A junior inspector, since transferred to Laredo, Texas, noticed that the shipment labeled 'Christmas ornaments' was in fact intricate bongs decorated with Christmas Elves, reindeer, and miniature sleighs loaded with presents.

A spokesman for the first lady said there must be some mistake as she said
"Barry's given up smokin' that shit long ago...his problem now is meth," an oblique reference to the fact the president has been seen losing loads of weight and he doesn't smile anymore since his teeth are starting to fall out.

An independent investigator did determine however, that the bongs were purchased on Michelle's Government backed "Super Black" American Express Card, along with thousands of other items allegedly shipped in on the same
North Korean tanker flagged in Syria.

According to NSA officials, the tanker made one stop 100 miles off shore of Palestine, and off loaded some 'humanitarian aid' supplies to waiting high speed boats. Unfortunately at least one of the boats unexplainably exploded prior to reaching shore when it hit a rogue wave which triggered a very sensitive trigger switch in the shipment of pre-loaded suicide vests.

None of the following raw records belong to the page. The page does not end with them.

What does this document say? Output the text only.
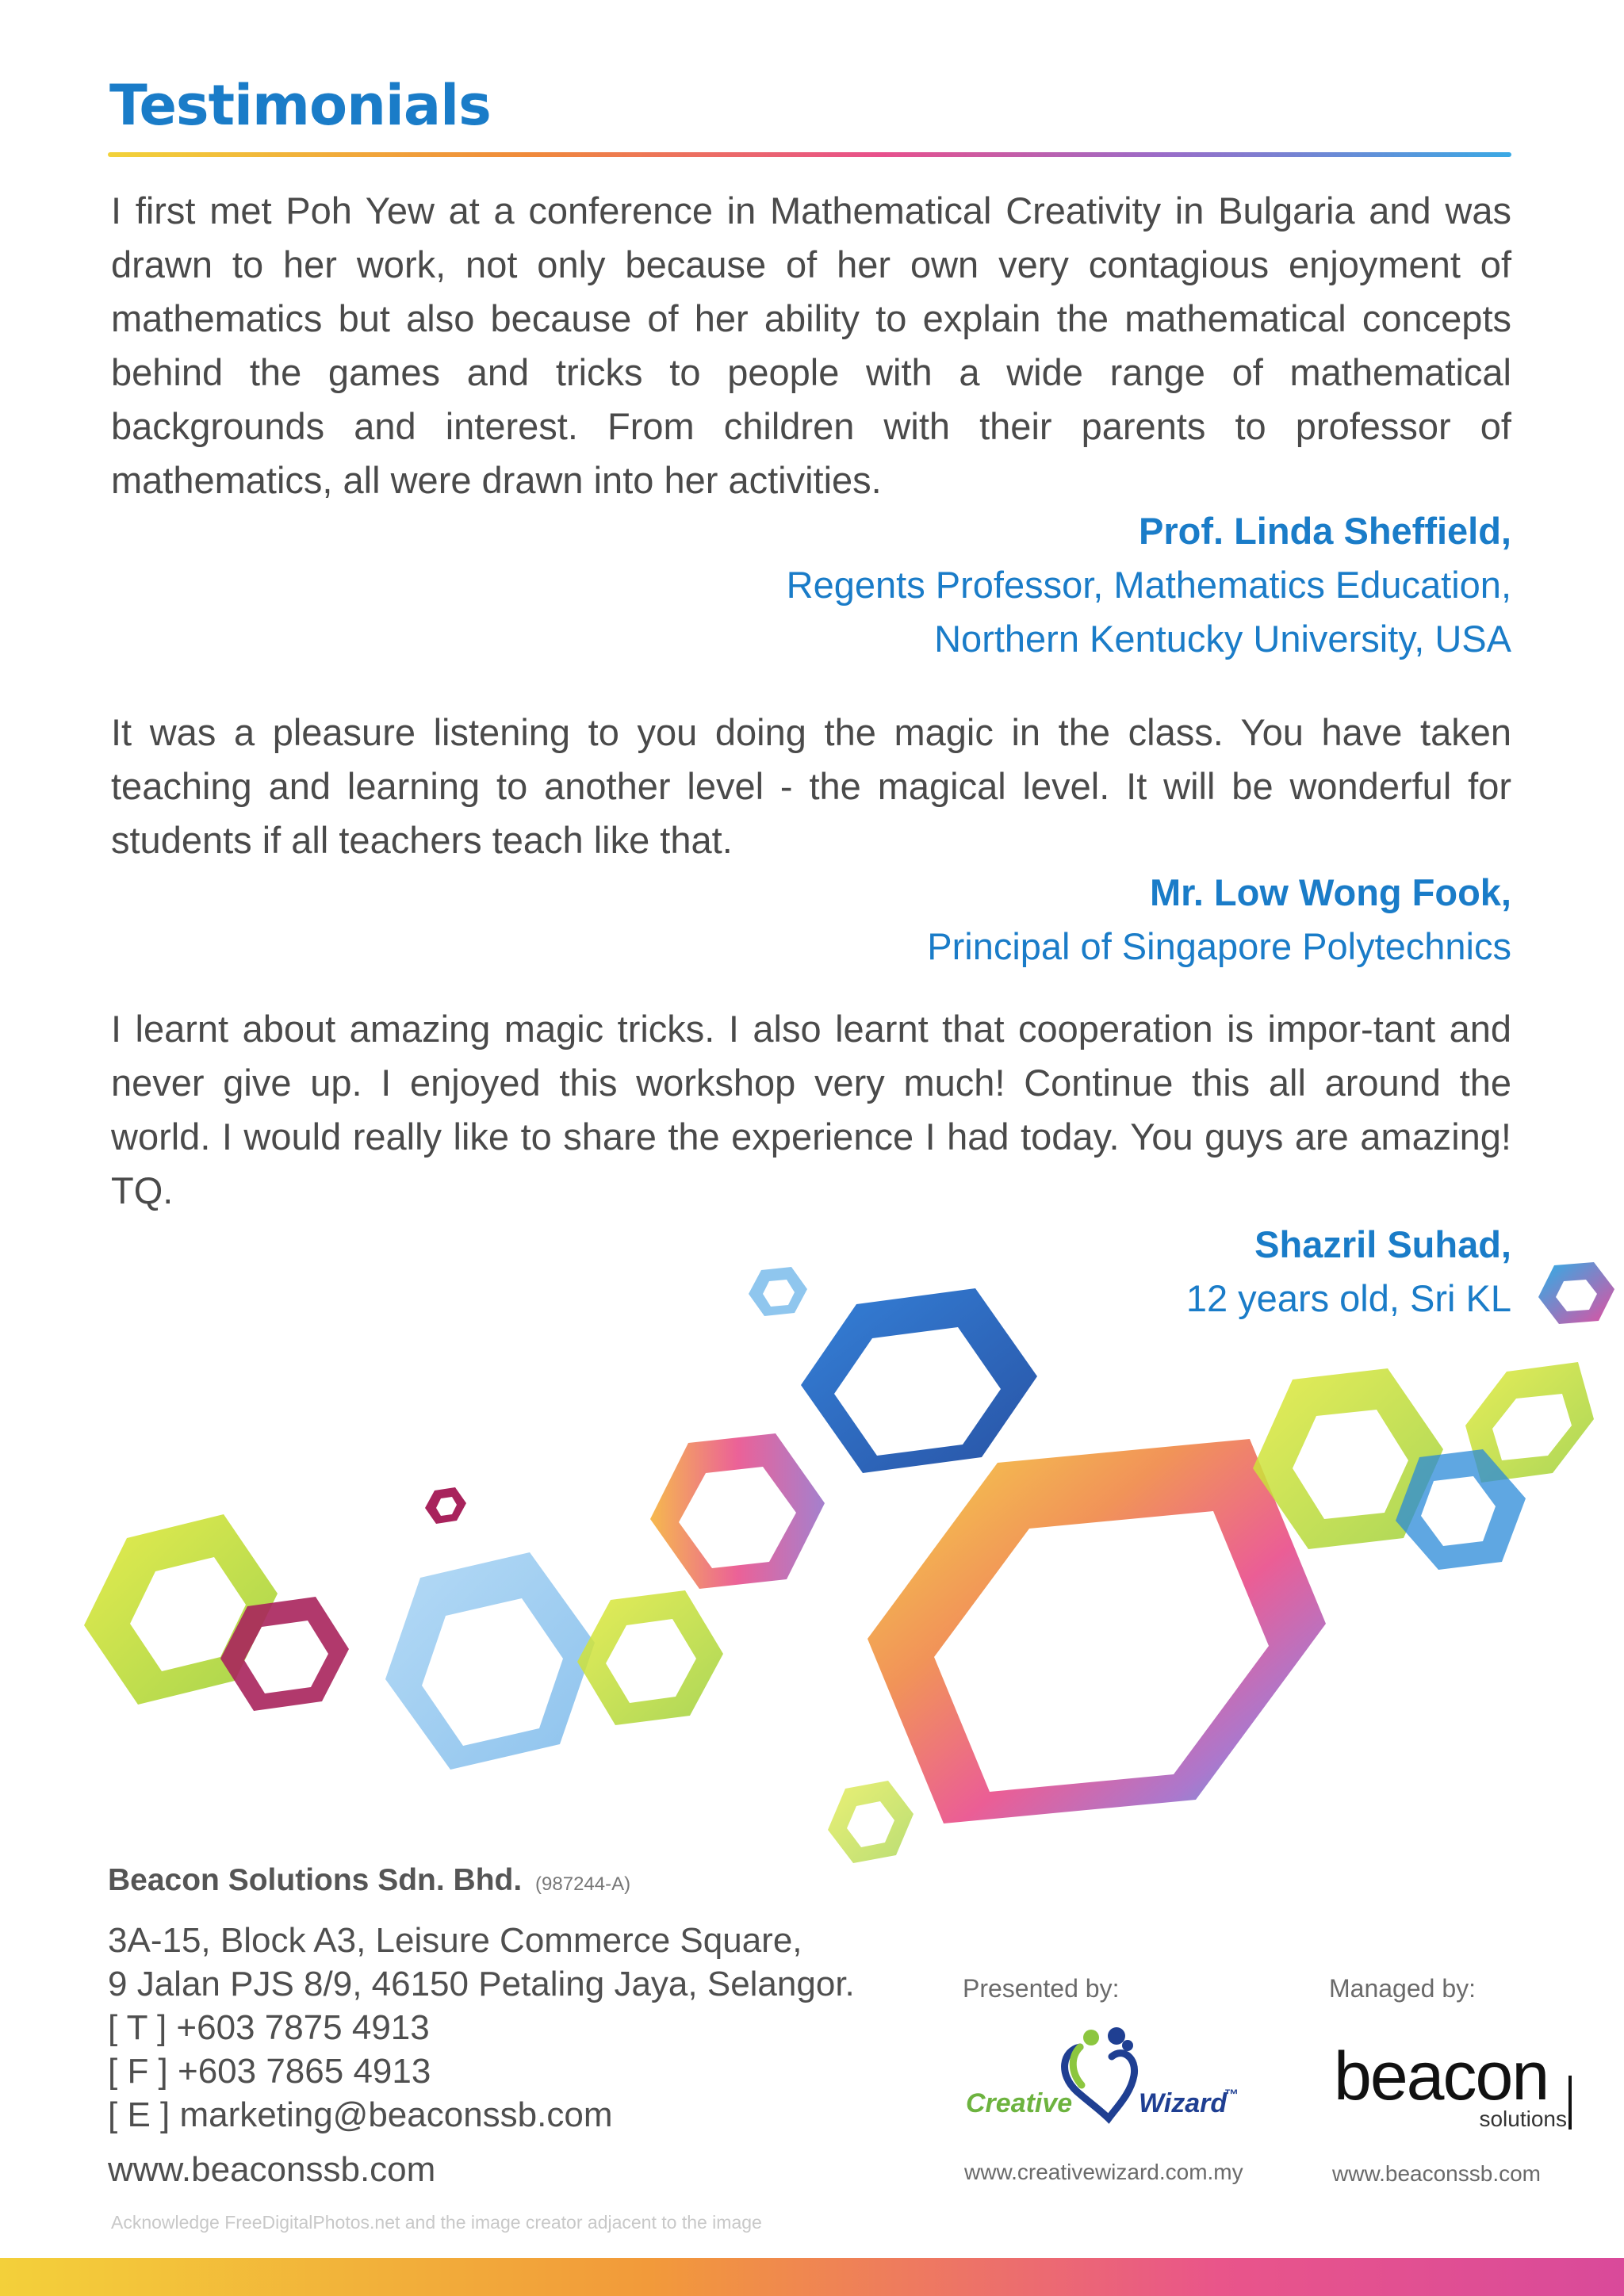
Testimonials

I first met Poh Yew at a conference in Mathematical Creativity in Bulgaria and was drawn to her work, not only because of her own very contagious enjoyment of mathematics but also because of her ability to explain the mathematical concepts behind the games and tricks to people with a wide range of mathematical backgrounds and interest. From children with their parents to professor of mathematics, all were drawn into her activities.

Prof. Linda Sheffield,
Regents Professor, Mathematics Education,
Northern Kentucky University, USA

It was a pleasure listening to you doing the magic in the class. You have taken teaching and learning to another level - the magical level. It will be wonderful for students if all teachers teach like that.

Mr. Low Wong Fook,
Principal of Singapore Polytechnics

I learnt about amazing magic tricks. I also learnt that cooperation is impor-tant and never give up. I enjoyed this workshop very much! Continue this all around the world. I would really like to share the experience I had today. You guys are amazing! TQ.

Shazril Suhad,
12 years old, Sri KL
Beacon Solutions Sdn. Bhd. (987244-A)
3A-15, Block A3, Leisure Commerce Square,
9 Jalan PJS 8/9, 46150 Petaling Jaya, Selangor.
[ T ] +603 7875 4913
[ F ] +603 7865 4913
[ E ] marketing@beaconssb.com
www.beaconssb.com
Acknowledge FreeDigitalPhotos.net and the image creator adjacent to the image
Presented by:
Creative Wizard
™
www.creativewizard.com.my
Managed by:
beacon
solutions
www.beaconssb.com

Meanwhile in San Francisco a spokesman for House Speaker Nancy Pelosi, who apparently did not get the White House's plausible deniability story, said that the bongs were destined for sale at the city's legalized medical marijuana
clinics and coffee houses, and designed as last minute 'quick pick up items' for clients' family members as 'stocking stuffers' as part of an ongoing 'stimulus effort' designed to keep Democrats 'happily unaware of reality'.

Meanwhile, a team of DEA 'sniffer dogs' dispatched to check other containers at the port, now on hold, got a case of the munchies and ate a pallet of imported chinese dog biscuits, and then nodded off, thereby causing a delay in the inspection.

Homeland Security Chief Janet Napolitano said she would look into the matter, and probably have the dogs euthanized.

On the home front, Treasury Secretary Tim Geithner said the bongs would have eased the pain for over 300,000 unemployed actors, writers , folk singers and guitar players in the city, and urged port authority administrators to release 'all' shipments prior to Christmas so everyone "could get happy!"

The funny story above is a satire or parody. It is entirely fictitious.